07 April, 2008

The Bard

So, Shakespeare this week. Fella wrote 154 sonnets, but I was a bit pushed for time this week, so I stuck with one, and I decided to make it a crowd-pleaser;
Shall I compare thee to a summer's day?
Thou art more lovely and more temperate:
Rough winds do shake the darling buds of May,
And summer's lease hath all too short a date:
Sometimes too hot the eye of heaven shines,
And often is His gold complexion dimmed,
And every fair from fair sometime declines,
By chance, or nature's changing course untrimmed:
But thy eternal summer shall not fade,
Nor lose possession of that fair thou ow'st,
Nor shall Death brag thou wander'st in his shade,
When in eternal lines to time thou grow'st.
So long as men can breathe, or eyes can see,
So long lives this, and this gives life to thee.
William Shakespeare

Shakespeare's 18th sonnet is probably his most well-known, by first line alone.
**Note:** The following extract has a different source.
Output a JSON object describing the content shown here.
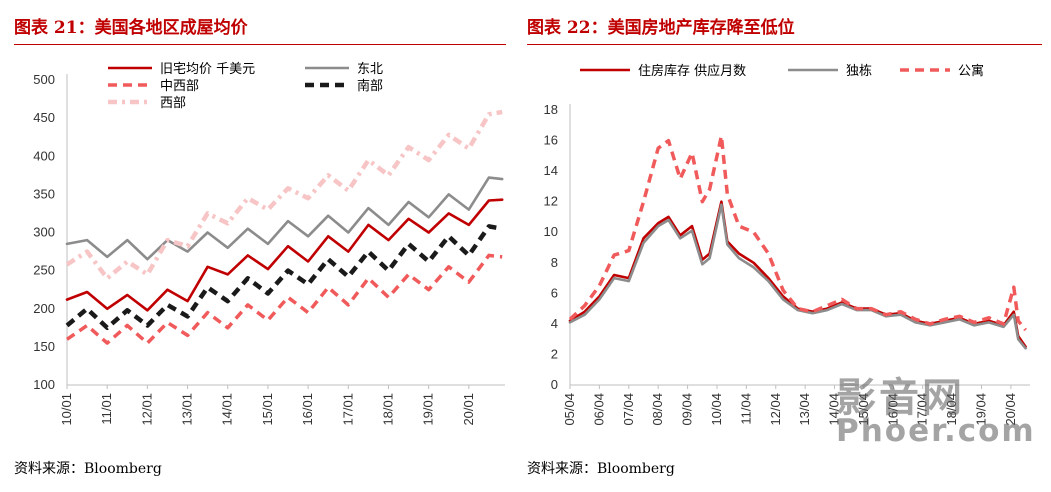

It's pretty pleasing to learn verse that itself promises it will last "so long as men can breathe," almost making myself complicit to Shakespeare's promise of immortality to his subject.

Reading Shakespeare's poetry more widely was hard to start with; the immediate appeal of this one is its familiarity, which allowed me to get straight in there. But I found some others that I really liked, and I shall be returning to Shakespeare (I've long felt I should know more about his plays, besides). If only for his place and reputation as the foundation of english literature as we know it.

"Shakespeare's Sonnets" was an invaluable source.

This week I'm hoping to dip more frequently into WH Auden, who's already a bit of a favourite.